First of all, there is now no question that the body of copylefted FOSS is a
huge part of the software-assisted development machine learning systems. Big
Tech are also playing cat-and-mouse, by simply excluding on the back-end the
most egregious examples of copyright infringement that are found.

We now know Big Tech has disturbingly found a way to take a transparent body
of freely shared information on the Internet and exploit it in secret. We
simply shouldn’t accept that as legitimate, and there is no reason that Big
Tech shouldn’t be regulated to make these systems transparent — end to end.

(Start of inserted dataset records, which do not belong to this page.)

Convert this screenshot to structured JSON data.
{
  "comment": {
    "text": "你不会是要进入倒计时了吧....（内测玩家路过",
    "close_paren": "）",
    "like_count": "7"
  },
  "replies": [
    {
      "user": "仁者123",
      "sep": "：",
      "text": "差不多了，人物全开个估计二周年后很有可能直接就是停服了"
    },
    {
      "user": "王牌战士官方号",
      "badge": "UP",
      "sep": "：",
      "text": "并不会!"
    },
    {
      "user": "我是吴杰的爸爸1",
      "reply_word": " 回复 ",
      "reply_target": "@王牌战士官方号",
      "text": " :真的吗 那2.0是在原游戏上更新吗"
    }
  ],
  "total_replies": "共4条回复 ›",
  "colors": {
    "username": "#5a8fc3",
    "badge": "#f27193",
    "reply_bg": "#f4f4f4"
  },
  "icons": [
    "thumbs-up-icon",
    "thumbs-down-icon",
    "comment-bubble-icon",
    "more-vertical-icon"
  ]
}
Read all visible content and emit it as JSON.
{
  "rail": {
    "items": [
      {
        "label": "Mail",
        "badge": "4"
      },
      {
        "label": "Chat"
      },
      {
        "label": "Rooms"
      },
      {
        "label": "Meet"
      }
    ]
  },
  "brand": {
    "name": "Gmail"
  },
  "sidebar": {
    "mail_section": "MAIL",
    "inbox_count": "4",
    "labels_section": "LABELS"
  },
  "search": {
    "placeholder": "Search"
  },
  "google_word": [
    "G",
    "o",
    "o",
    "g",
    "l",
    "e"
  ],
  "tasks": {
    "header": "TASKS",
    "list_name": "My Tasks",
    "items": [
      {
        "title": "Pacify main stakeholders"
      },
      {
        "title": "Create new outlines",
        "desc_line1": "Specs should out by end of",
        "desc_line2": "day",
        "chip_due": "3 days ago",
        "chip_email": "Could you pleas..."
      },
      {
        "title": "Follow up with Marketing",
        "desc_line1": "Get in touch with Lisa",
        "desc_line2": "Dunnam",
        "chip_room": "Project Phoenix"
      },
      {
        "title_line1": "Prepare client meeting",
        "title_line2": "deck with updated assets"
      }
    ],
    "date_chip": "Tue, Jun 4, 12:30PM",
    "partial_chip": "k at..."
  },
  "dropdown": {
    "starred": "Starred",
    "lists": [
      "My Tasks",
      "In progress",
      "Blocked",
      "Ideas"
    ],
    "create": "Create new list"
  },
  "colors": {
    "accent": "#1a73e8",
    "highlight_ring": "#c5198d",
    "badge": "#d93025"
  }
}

In my view, the public should have access to the input set, have access to
the source code of the software that does the training and generation, and
most importantly, access to the source code that does these forms of back-end
exclusion, which will hopefully expose the duplicity of Big Tech’s policies

Finally, I expect that once we have real transparency, it will bear out what
many of the other speakers today also noted: that the issues with these
machine learning systems can’t be solved merely with a financial compensation
model to creators. FOSS shows this explicitly: since most FOSS is written
altruistically and the compensation that authors seek is the requirement for
future improvement of the commons, not financial compensation. We really
need full transparency in these systems to assure that essential non-monetary
policy license terms and the consumers’ rights are upheld.